「藍宇」LAN YU 雑感

台湾金馬奨と香港金像奨***********************************************
 自分が見物に行くようになったここ数年に限っていえば、台湾金馬奨(12月)は、翌4月の香港金馬奨の前哨戦的な位置づけに、それなりにあったと思う。開催時期がずれているため、金馬奨が終わったあと金像奨までの間に審査対称となったような一部の映画は逆に「金像奨でいい線いったから金馬奨もノミネートされそうだ」ということになるのだが、それはさておき全体的にみて金馬奨と金像奨は、少なくとも香港映画の扱いに関してそれほどカラーのちがいというのは感じられなかったのである。
 ちがっているのは金馬奨では大陸や台湾の映画が香港映画の隙間をぬうようにノミネートされてることであって、とりわけ年間製作本数が10本やっとみたいな台湾映画についてはハタ目にも苦しいくらい精いっぱいノミネートしたり受賞させたりし、年によっては大陸の映画もそれなりに健闘したりする。かたや金像奨は基本が香港映画対象だから台湾や大陸の映画は賞レースの当事者とならない。というちがいは歴然とあるものの、ヒットする映画、アジア全域に通用する明星の出ている映画は香港映画の独壇場みたいなものだから、いきおい台湾金馬奨でも香港映画はどっさりノミネートされるしゲストも大勢来るし、「まるで香港の映画賞みたい」と地元映画人が自嘲気味に語るほどの勢力なのだ。

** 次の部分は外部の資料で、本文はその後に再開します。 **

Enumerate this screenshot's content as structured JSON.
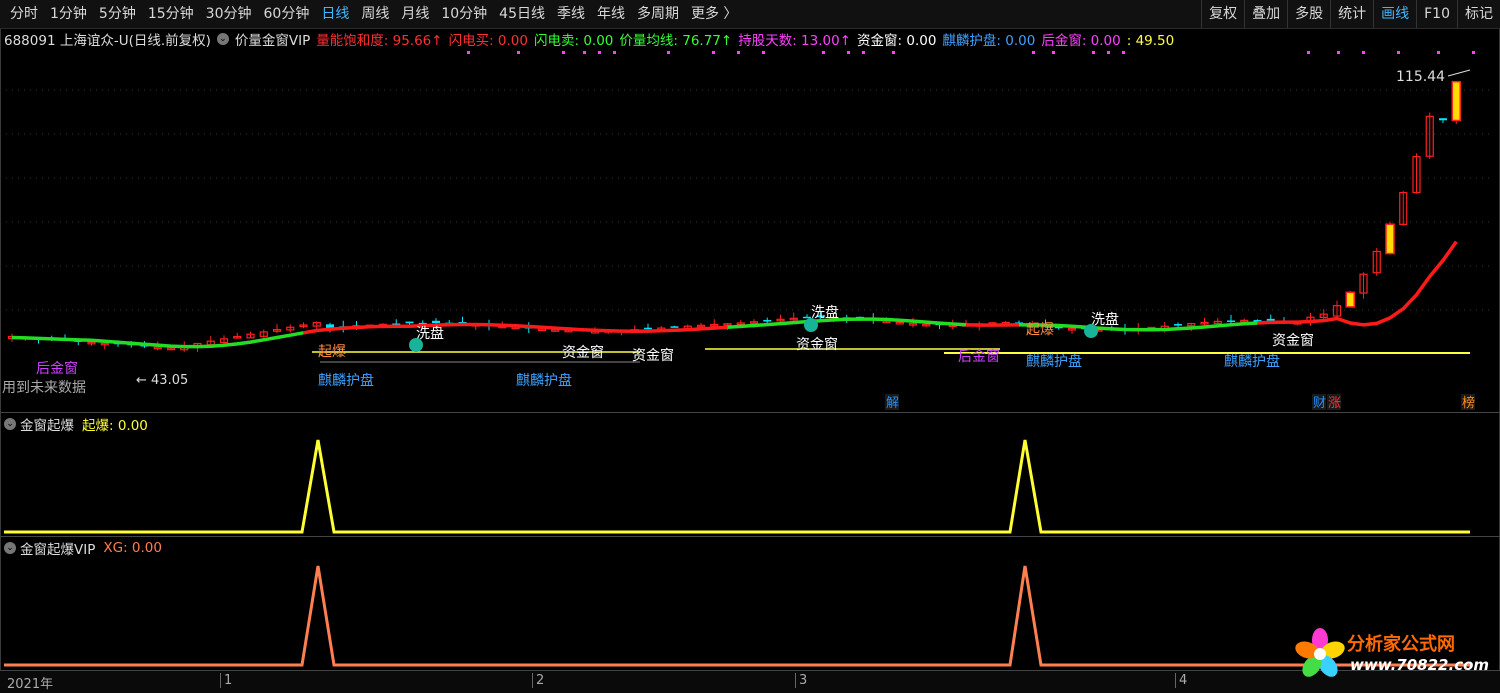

 で、まあ、なにが言いたいかというと、つまり今回の金馬奨と金像奨では、そういった、これまでの「似たもの同士」的な印象が様変わりしたってことなのである。
 先の金馬奨では、『藍宇』と『ドリアン・ドリアン』がノミネート段階で並び立ち、結果はそこそこ賞を分け合ったように見えつつ実質的に『藍宇』の大勝ちだった。そして自分としては、『藍宇』に目がくらんでいるあまり、『少林足球』がほとんどノミネートされてもいないと知ったときの「『少林足球』を無視するたぁどういう了見やねん?!」と瞬時に沸騰した驚愕と怒りと疑問と慨嘆をいつしか忘れ、「ここまで大勝ちしてからには『藍宇』は金像奨もイケるかも」と思ってしまったのであった。
 その楽観的な予想は、みごとに金像奨で同一エネルギーをもってして自分にはねかえってくることなった。すなわち、『少林足球』が「金馬奨なにするものぞ」と怒髪天をつかんばかりのノミネートをものにしたのみならず最優秀作品賞、監督賞、主演男優賞ほか4部門受賞という、笑いがとまらないような大歓迎を一身に受けた一方で、『少林足球』に次ぐ11部門ノミネートを誇っていた『藍宇』が、思いもよらない無冠に沈んだのである。
 さすがに授賞式当日は自分の『藍宇』への思い入れがなんだか否定されたような錯覚すら起こし(ただの錯覚です、もちろん)、「こんなことがあっていいのか!?」と愕然とした自分であったが、時間がたつにつれ、いっときの感情とはまた別のいろんな考え方をするようになった。
 きっかけは、金像奨の数日後に『藍宇』ファンをぎょっとさせた「『藍宇』は大陸当局の許可なく撮影したから、そういう作品に出演した胡軍とリウ・イェも違反したことになり、最大で向こう5年間映画出演を認められないかもしれない」うんぬんのニュースだった。一読して「なんなんだ大陸っちゅうところは!?」と寒いものを感じたとき、ハッと思ったのである。香港は大陸に回帰したのだから、大陸当局がをただでさえ神経とがらせている無許可撮影&上映禁止な同性愛映画『藍宇』がホイホイと受賞したりしたら正直やばいんじゃないか、と。「たくさんノミネートしたから文句なかろ?」といいたげなゼロ受賞は、とっくに織り込み済みだったのではないかと。
 そしてまた、金馬奨であれだけ『藍宇』が受賞しまくった一方で『少林足球』が徹底的にかえりみられていなかったことを思うにつけ、今回、金像奨は、娯楽映画天国である香港映画界の威信をかけてまっこうから金馬奨の芸術映画偏重主義に対抗したのではないかという気がする。あるいはそんな仰々しい対立の構図ではなく、もっと互いのカラーを鮮明にすべく両者が暗黙のうちに棲み分けを進めたという分かりやすい方向性の提示だったのかもしれない。
 といった要因を背景に、『藍宇』は金像奨における「『少林足球』の表面的な対抗馬」だったというふうに考えると、実際そうなのかどうかは知らないが、少なくとも自分の中ではちょっとおさまりがいいのである。たとえそれが「自己ヒーリングとしての説明付け」に過ぎなくてもね。